A family photo at the D. H. Lawrence Birthplace Museum in Victoria Street, Eastwood, shows the middle-class Mrs Lawrence sitting enthroned at the
heart of her family, while her husband (whom she despised) perches awkwardly at its edge. One glance into her eyes shows this was not a woman who felt her life's purpose was fulfilled by scrubbing her
spouse's back in a tin bath, or hanging his moleskin trousers out to dry each evening.
To celebrate the various landmarks in Eastwood related to Lawrence, a blue line has been painted on some pavements. It leads from the Birthplace past the family's three other houses - each an improvement
on the last, reflecting Mrs Lawrence's effort to ensure the family kept progressing up the property ladder.
The last point on the trail is the 'Three Tuns' pub;', where Lawrence's father went to drink and to escape from his disappointed wife. In Lawrence's autobiographical novel
Sons and Lovers the pub appears as the 'Moon and Stars' where Walter, head of the Morel family, drinks.
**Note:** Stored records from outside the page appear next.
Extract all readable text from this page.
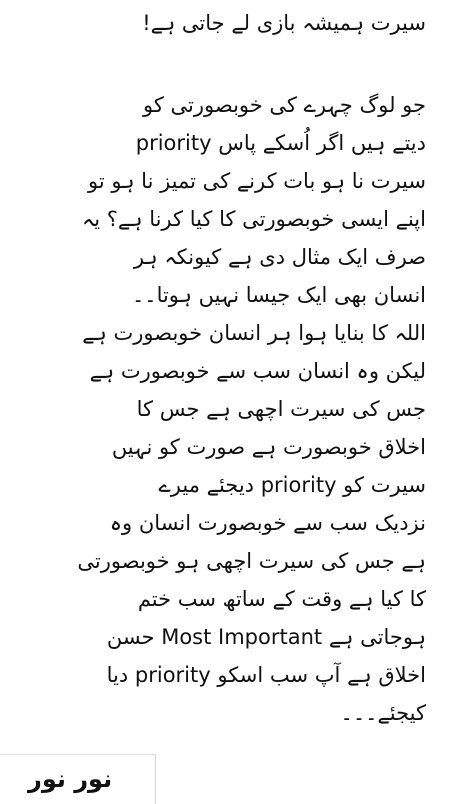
سیرت ہمیشہ بازی لے جاتی ہے!
جو لوگ چہرے کی خوبصورتی کو
priority دیتے ہیں اگر اُسکے پاس
سیرت نا ہو بات کرنے کی تمیز نا ہو تو
اپنے ایسی خوبصورتی کا کیا کرنا ہے؟ یہ
صرف ایک مثال دی ہے کیونکہ ہر
انسان بھی ایک جیسا نہیں ہوتا۔۔
اللہ کا بنایا ہوا ہر انسان خوبصورت ہے
لیکن وہ انسان سب سے خوبصورت ہے
جس کی سیرت اچھی ہے جس کا
اخلاق خوبصورت ہے صورت کو نہیں
سیرت کو priority دیجئے میرے
نزدیک سب سے خوبصورت انسان وہ
ہے جس کی سیرت اچھی ہو خوبصورتی
کا کیا ہے وقت کے ساتھ سب ختم
ہوجاتی ہے Most Important حسن
اخلاق ہے آپ سب اسکو priority دیا
کیجئے۔۔۔
نور نور
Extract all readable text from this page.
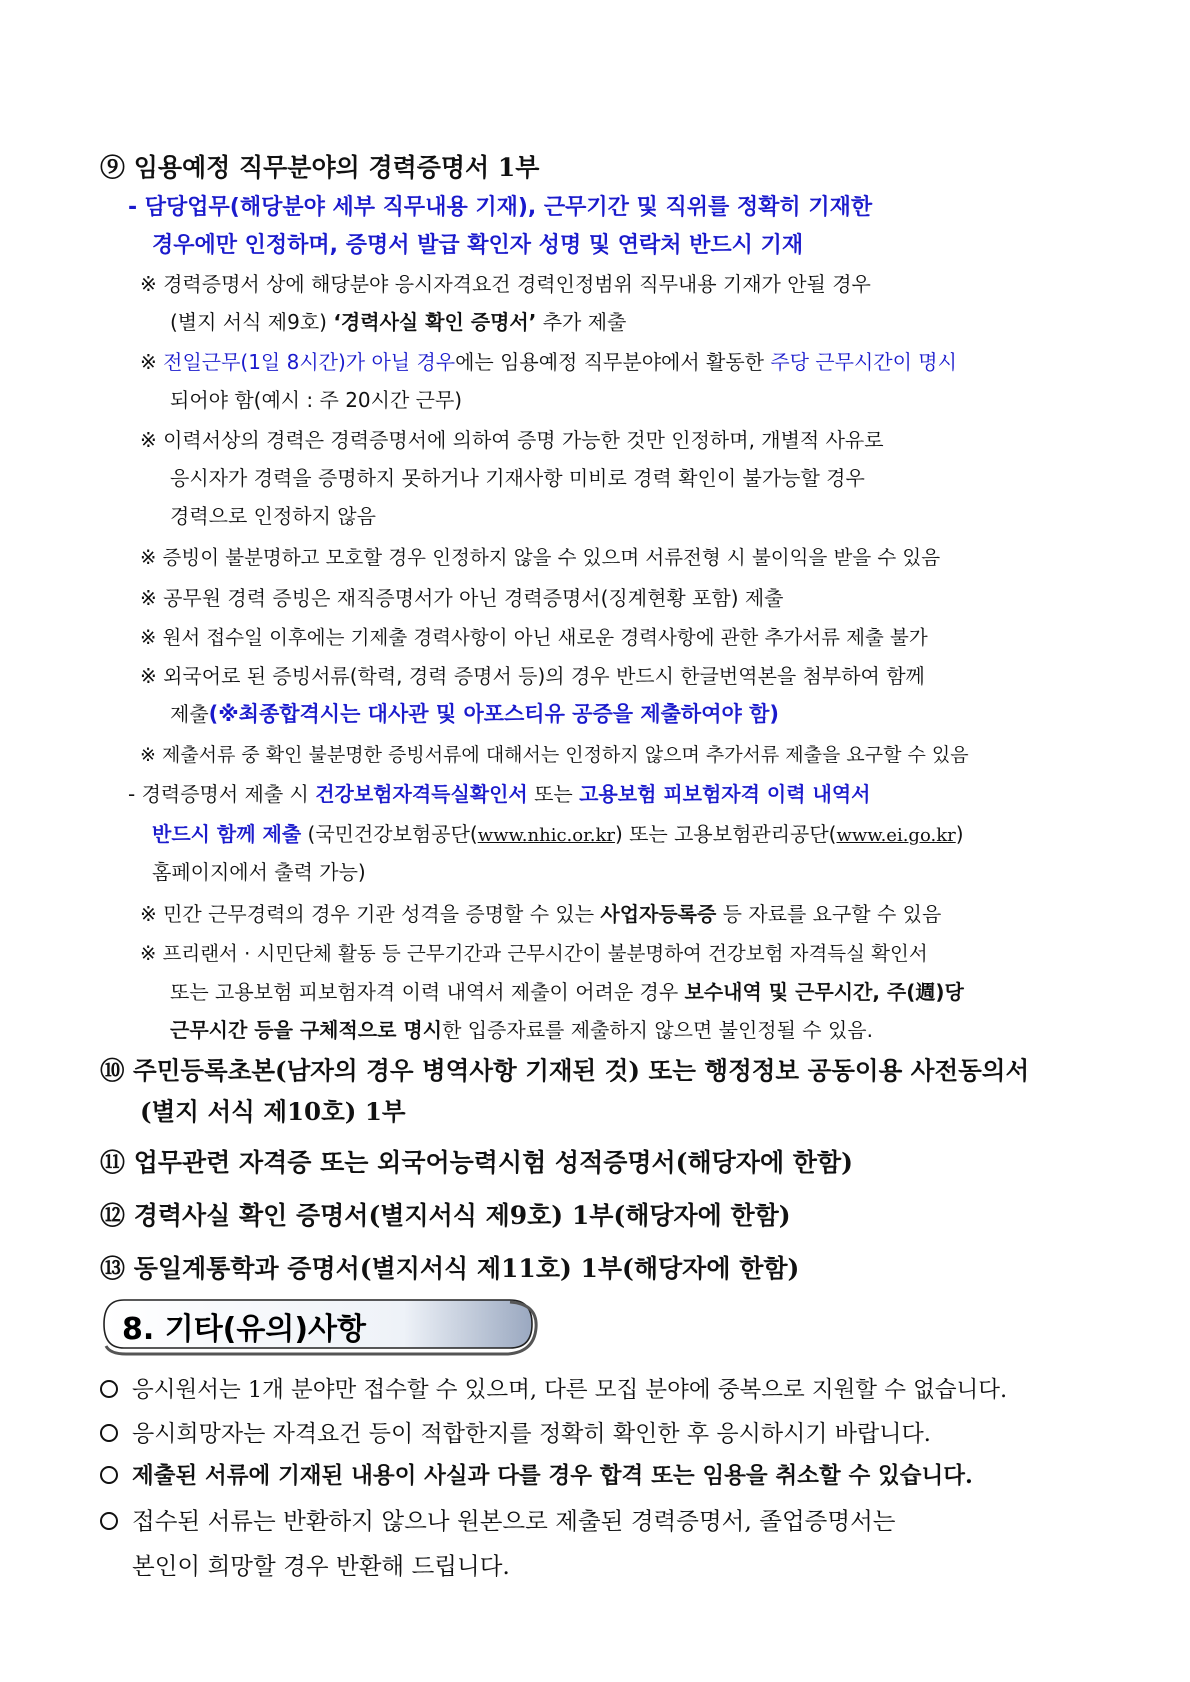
⑨ 임용예정 직무분야의 경력증명서 1부
- 담당업무(해당분야 세부 직무내용 기재), 근무기간 및 직위를 정확히 기재한
경우에만 인정하며, 증명서 발급 확인자 성명 및 연락처 반드시 기재
※ 경력증명서 상에 해당분야 응시자격요건 경력인정범위 직무내용 기재가 안될 경우
(별지 서식 제9호) ‘경력사실 확인 증명서’ 추가 제출
※ 전일근무(1일 8시간)가 아닐 경우에는 임용예정 직무분야에서 활동한 주당 근무시간이 명시
되어야 함(예시 : 주 20시간 근무)
※ 이력서상의 경력은 경력증명서에 의하여 증명 가능한 것만 인정하며, 개별적 사유로
응시자가 경력을 증명하지 못하거나 기재사항 미비로 경력 확인이 불가능할 경우
경력으로 인정하지 않음
※ 증빙이 불분명하고 모호할 경우 인정하지 않을 수 있으며 서류전형 시 불이익을 받을 수 있음
※ 공무원 경력 증빙은 재직증명서가 아닌 경력증명서(징계현황 포함) 제출
※ 원서 접수일 이후에는 기제출 경력사항이 아닌 새로운 경력사항에 관한 추가서류 제출 불가
※ 외국어로 된 증빙서류(학력, 경력 증명서 등)의 경우 반드시 한글번역본을 첨부하여 함께
제출(※최종합격시는 대사관 및 아포스티유 공증을 제출하여야 함)
※ 제출서류 중 확인 불분명한 증빙서류에 대해서는 인정하지 않으며 추가서류 제출을 요구할 수 있음
- 경력증명서 제출 시 건강보험자격득실확인서 또는 고용보험 피보험자격 이력 내역서
반드시 함께 제출 (국민건강보험공단(www.nhic.or.kr) 또는 고용보험관리공단(www.ei.go.kr)
홈페이지에서 출력 가능)
※ 민간 근무경력의 경우 기관 성격을 증명할 수 있는 사업자등록증 등 자료를 요구할 수 있음
※ 프리랜서 · 시민단체 활동 등 근무기간과 근무시간이 불분명하여 건강보험 자격득실 확인서
또는 고용보험 피보험자격 이력 내역서 제출이 어려운 경우 보수내역 및 근무시간, 주(週)당
근무시간 등을 구체적으로 명시한 입증자료를 제출하지 않으면 불인정될 수 있음.
⑩ 주민등록초본(남자의 경우 병역사항 기재된 것) 또는 행정정보 공동이용 사전동의서
(별지 서식 제10호) 1부
⑪ 업무관련 자격증 또는 외국어능력시험 성적증명서(해당자에 한함)
⑫ 경력사실 확인 증명서(별지서식 제9호) 1부(해당자에 한함)
⑬ 동일계통학과 증명서(별지서식 제11호) 1부(해당자에 한함)
8. 기타(유의)사항
응시원서는 1개 분야만 접수할 수 있으며, 다른 모집 분야에 중복으로 지원할 수 없습니다.
응시희망자는 자격요건 등이 적합한지를 정확히 확인한 후 응시하시기 바랍니다.
제출된 서류에 기재된 내용이 사실과 다를 경우 합격 또는 임용을 취소할 수 있습니다.
접수된 서류는 반환하지 않으나 원본으로 제출된 경력증명서, 졸업증명서는
본인이 희망할 경우 반환해 드립니다.
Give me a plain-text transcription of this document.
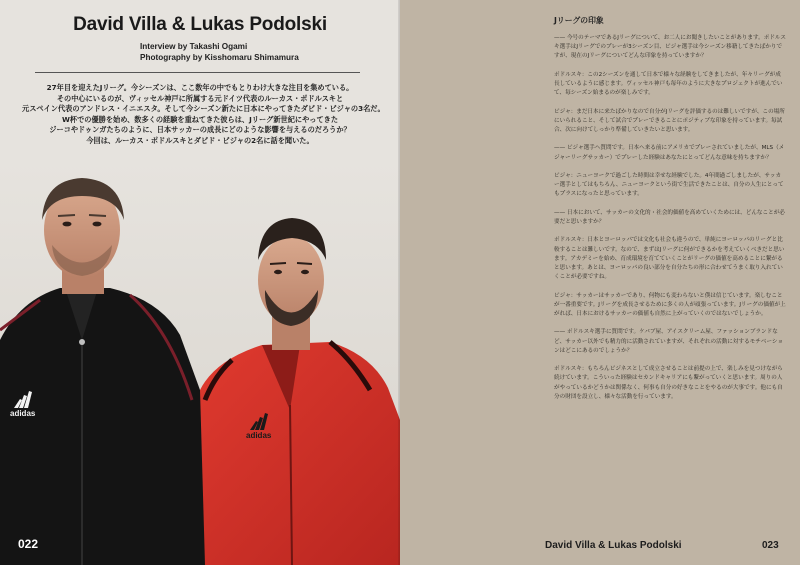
David Villa & Lukas Podolski
Interview by Takashi Ogami
Photography by Kisshomaru Shimamura
27年目を迎えたJリーグ。今シーズンは、ここ数年の中でもとりわけ大きな注目を集めている。
その中心にいるのが、ヴィッセル神戸に所属する元ドイツ代表のルーカス・ポドルスキと
元スペイン代表のアンドレス・イニエスタ。そして今シーズン新たに日本にやってきたダビド・ビジャの3名だ。
W杯での優勝を始め、数多くの経験を重ねてきた彼らは、Jリーグ新世紀にやってきた
ジーコやドゥンガたちのように、日本サッカーの成長にどのような影響を与えるのだろうか？
今回は、ルーカス・ポドルスキとダビド・ビジャの2名に話を聞いた。
adidas
adidas
022
Jリーグの印象

—— 今号のテーマであるJリーグについて、お二人にお聞きしたいことがあります。ポドルスキ選手はJリーグでのプレーが3シーズン目、ビジャ選手は今シーズン移籍してきたばかりですが、現在のJリーグについてどんな印象を持っていますか？

ポドルスキ：この2シーズンを通して日本で様々な経験をしてきましたが、年々リーグが成長しているように感じます。ヴィッセル神戸も毎年のように大きなプロジェクトが進んでいて、毎シーズン始まるのが楽しみです。

ビジャ：まだ日本に来たばかりなので自分がJリーグを評価するのは難しいですが、この場所にいられること、そして試合でプレーできることにポジティブな印象を持っています。毎試合、次に向けてしっかり準備していきたいと思います。

—— ビジャ選手へ質問です。日本へ来る前にアメリカでプレーされていましたが、MLS（メジャーリーグサッカー）でプレーした経験はあなたにとってどんな意味を持ちますか？

ビジャ：ニューヨークで過ごした時間は幸せな経験でした。4年間過ごしましたが、サッカー選手としてはもちろん、ニューヨークという街で生活できたことは、自分の人生にとってもプラスになったと思っています。

—— 日本において、サッカーの文化的・社会的価値を高めていくためには、どんなことが必要だと思いますか？

ポドルスキ：日本とヨーロッパでは文化も社会も違うので、単純にヨーロッパのリーグと比較することは難しいです。なので、まずはJリーグに何ができるかを考えていくべきだと思います。アカデミーを始め、育成環境を育てていくことがリーグの価値を高めることに繋がると思います。あとは、ヨーロッパの良い部分を自分たちの形に合わせてうまく取り入れていくことが必要ですね。

ビジャ：サッカーはサッカーであり、何物にも変わらないと僕は信じています。楽しむことが一番重要です。Jリーグを成長させるために多くの人が頑張っています。Jリーグの価値が上がれば、日本におけるサッカーの価値も自然に上がっていくのではないでしょうか。

—— ポドルスキ選手に質問です。ケバブ屋、アイスクリーム屋、ファッションブランドなど、サッカー以外でも精力的に活動されていますが、それぞれの活動に対するモチベーションはどこにあるのでしょうか？

ポドルスキ：もちろんビジネスとして成立させることは前提の上で、楽しみを見つけながら続けています。こういった経験はセカンドキャリアにも繋がっていくと思います。周りの人がやっているかどうかは関係なく、何事も自分の好きなことをやるのが大事です。他にも自分の財団を設立し、様々な活動を行っています。

David Villa & Lukas Podolski	023
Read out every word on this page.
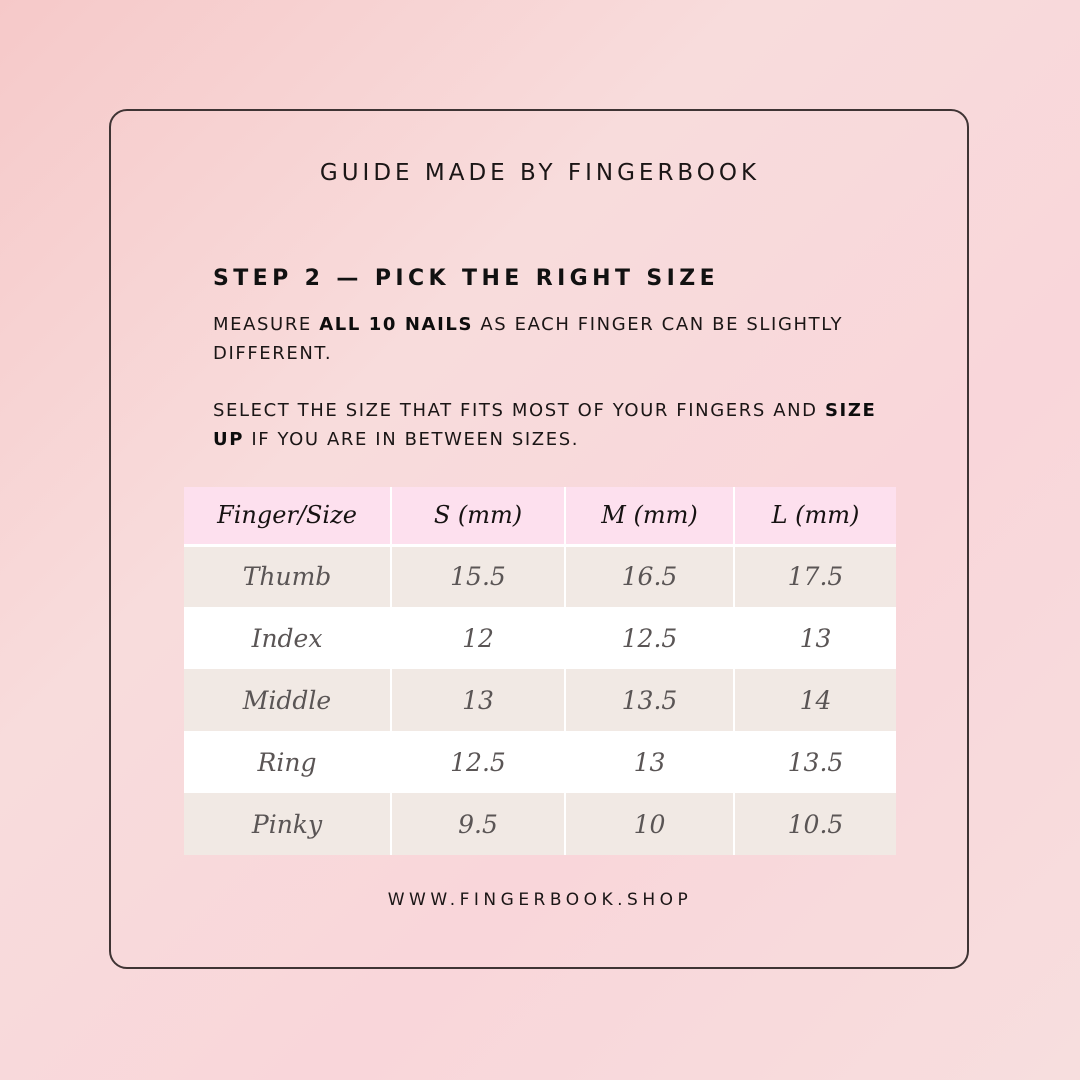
GUIDE MADE BY FINGERBOOK
STEP 2 — PICK THE RIGHT SIZE
MEASURE ALL 10 NAILS AS EACH FINGER CAN BE SLIGHTLY DIFFERENT.
SELECT THE SIZE THAT FITS MOST OF YOUR FINGERS AND SIZE UP IF YOU ARE IN BETWEEN SIZES.
Finger/Size	S (mm)	M (mm)	L (mm)
Thumb	15.5	16.5	17.5
Index	12	12.5	13
Middle	13	13.5	14
Ring	12.5	13	13.5
Pinky	9.5	10	10.5
WWW.FINGERBOOK.SHOP
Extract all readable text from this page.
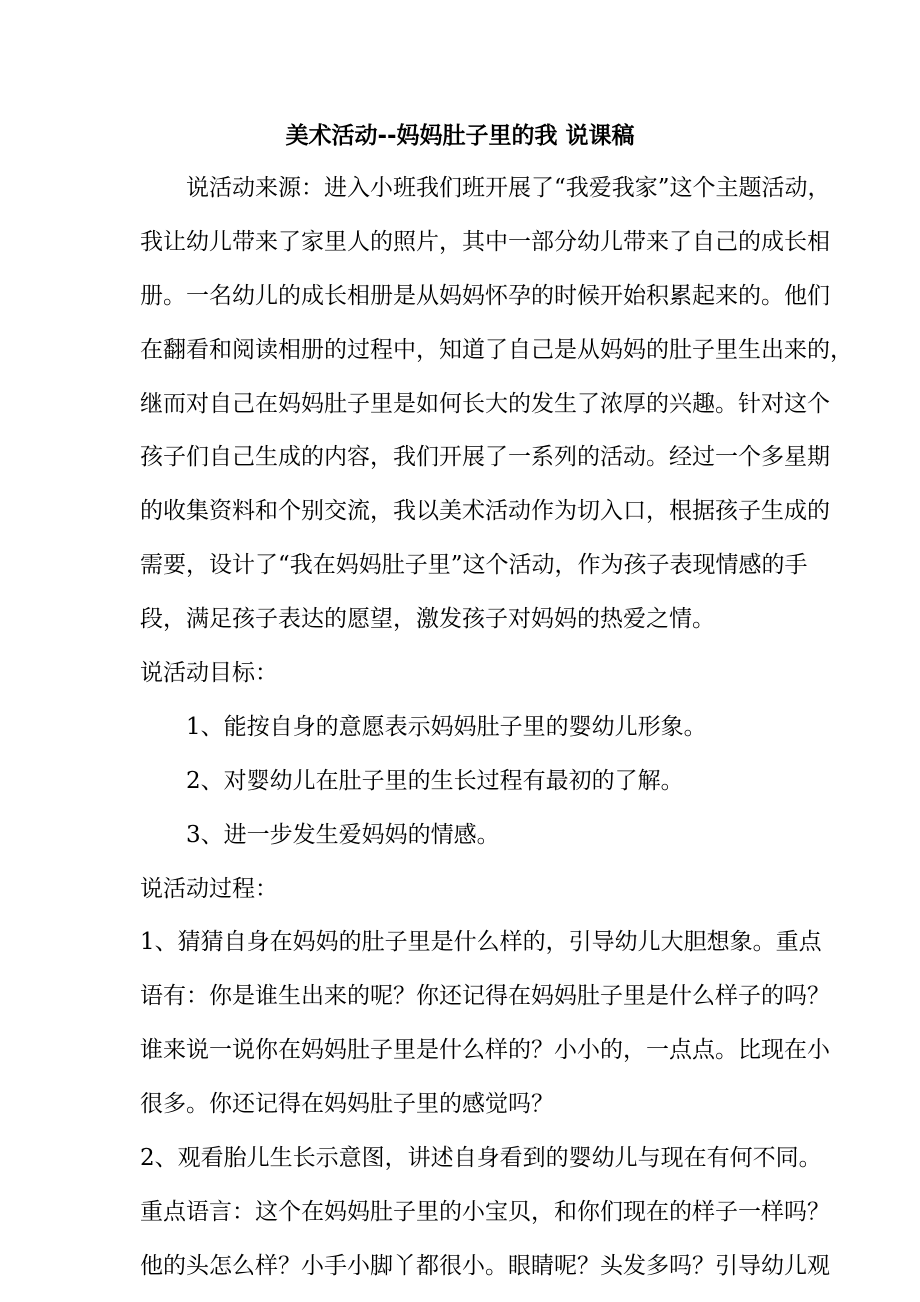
美术活动--妈妈肚子里的我 说课稿
说活动来源：进入小班我们班开展了“我爱我家”这个主题活动，
我让幼儿带来了家里人的照片，其中一部分幼儿带来了自己的成长相
册。一名幼儿的成长相册是从妈妈怀孕的时候开始积累起来的。他们
在翻看和阅读相册的过程中，知道了自己是从妈妈的肚子里生出来的，
继而对自己在妈妈肚子里是如何长大的发生了浓厚的兴趣。针对这个
孩子们自己生成的内容，我们开展了一系列的活动。经过一个多星期
的收集资料和个别交流，我以美术活动作为切入口，根据孩子生成的
需要，设计了“我在妈妈肚子里”这个活动，作为孩子表现情感的手
段，满足孩子表达的愿望，激发孩子对妈妈的热爱之情。
说活动目标：
1、能按自身的意愿表示妈妈肚子里的婴幼儿形象。
2、对婴幼儿在肚子里的生长过程有最初的了解。
3、进一步发生爱妈妈的情感。
说活动过程：
1、猜猜自身在妈妈的肚子里是什么样的，引导幼儿大胆想象。重点
语有：你是谁生出来的呢？你还记得在妈妈肚子里是什么样子的吗？
谁来说一说你在妈妈肚子里是什么样的？小小的，一点点。比现在小
很多。你还记得在妈妈肚子里的感觉吗？
2、观看胎儿生长示意图，讲述自身看到的婴幼儿与现在有何不同。
重点语言：这个在妈妈肚子里的小宝贝，和你们现在的样子一样吗？
他的头怎么样？小手小脚丫都很小。眼睛呢？头发多吗？引导幼儿观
A notice, on the trail, records that the
car park in front of the inn has always been this big because this is where hill fairs or "wakes" were held at the turn of the century.
Chapter 1 opens at the wakes fair with Morel inside the pub "elping Anthony" as his wife: "went slowly away with her little girl, whilst her son (Paul) stood watching her, cut to the heart to let her go,
and yet unable to leave the wakes. As she crossed the open ground in front of the Moon and Stars she heard men shouting, and smelled the beer, and hurried a little, thinking her [bullying drunkard of a]
husband was probably in the bar".
Later in the story we find Paul Morel grown and playing a game of billiards in the pub with a friend. And it also gets a passing mention under its own name in 'Lady Chatterley's Lover' when: "The car
slid on downhill, past the Miners Arms. It had already passed the Wellington, the Nelson, the Three Tuns and the Sun...". During the past couple of years the Three Tuns, has been refurbished with
D.H. Lawrence memorabilia. There are five of his books in box frames, a plaque of the author's birth place and photographs of him when he was at The University of Nottingham.